Path to ICEEFT Therapist Certification in EFT

As of January 2024, ICEEFT offers therapist certification in EFCT (EFT for Couples), EFIT (EFT for Individuals), and EFFT (EFT for Families).

More detailed information about how to certify in each modality is available on their overview pages:
– For Emotionally Focused Couple Therapy (EFCT) click here.
– For Emotionally Focused Individual Therapy (EFIT) click here.
– For Emotionally Focused Family Therapy (EFFT) click here.

Detailed information about trainings, certification requirements and processes, and much more are available on the members’ website.

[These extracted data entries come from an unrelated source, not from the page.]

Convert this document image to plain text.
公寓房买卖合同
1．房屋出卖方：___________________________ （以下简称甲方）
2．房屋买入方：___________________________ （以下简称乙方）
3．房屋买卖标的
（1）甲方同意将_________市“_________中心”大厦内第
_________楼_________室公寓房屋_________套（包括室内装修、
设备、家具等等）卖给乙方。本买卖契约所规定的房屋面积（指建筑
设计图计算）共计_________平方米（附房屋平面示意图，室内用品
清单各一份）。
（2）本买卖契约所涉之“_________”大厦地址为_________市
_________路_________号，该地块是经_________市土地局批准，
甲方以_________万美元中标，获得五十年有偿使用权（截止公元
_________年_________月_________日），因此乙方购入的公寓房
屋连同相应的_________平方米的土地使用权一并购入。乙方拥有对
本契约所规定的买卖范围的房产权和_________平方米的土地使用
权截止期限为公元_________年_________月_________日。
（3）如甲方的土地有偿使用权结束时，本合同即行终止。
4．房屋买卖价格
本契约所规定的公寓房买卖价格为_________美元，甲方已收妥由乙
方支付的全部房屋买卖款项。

GENERAL OVERVIEW OF SKILLS REQUIRED FOR EFT CERTIFICATION

Learning and integrating the EFT model includes development of the following skills. This list can be used as a guideline to assist supervisors and applicants to assess for readiness for certification. Additional specific details and information for certification in each EFT modality (EFIT, EFCT & EFFT) are available on the ICEEFT members website.

Alliance Skills

Therapist readily demonstrates…

  • Attunement and empathic tracking of client’s experience.
  • A safe-haven alliance (A.R.E.) including assessing risk, context, and contraindications.
  • A focus on reactive patterns and validating client’s attachment strategies.
  • Effectively engaging with clients in all their diversity, including the negative impact of discrimination along with clients’ strengths and resilience.

Micro Skills

Therapist shows ability to …

  • Reflect and validate client’s experience and identify emotions and relational patterns.
  • Validate vulnerabilities and coping strategies, normalizing blocks.
  • Ask evocative open-ended questions that help identify patterns and elicit deeper emotions and underlying attachment fears and longings, encouraging self-reflection.
  • Make appropriate empathic conjectures that validate and deepen experience (e.g. self/other).
  • Use all micro skills together with RISSSSC prosody – slow, specific, soft, etc.
  • Heighten experience with images and client’s emotional handles, where appropriate.
  • Reframe experience – mostly in terms of attachment-related emotions.
  • Evoke emotional experience and choreograph engaged encounters/enactments.
  • Pace risk-taking appropriately, holding client within the leading edge (e.g. window of tolerance).

Tango Skills

Therapist shows ability to …

  • Move 1: Identify relational patterns and affect regulation processes leading to self-perpetuating cycles.
  • Move 2: Assemble Emotion – Pinpoints trigger, perception, body sensation, meaning and action tendency by focusing on and processing core emotions.
  • Move 2: Distill emotion with RISSSSC and engages present experience in highly focused manner.
  • Move 3: Set up encounters/enactments that prompt new awareness and /or bonding experience.
  • Move 4: Process encounters (from Move 3) with client(s).
  • Move 5: Summarize progress in the session, validating growth and contrasting new interactions with previous patterns.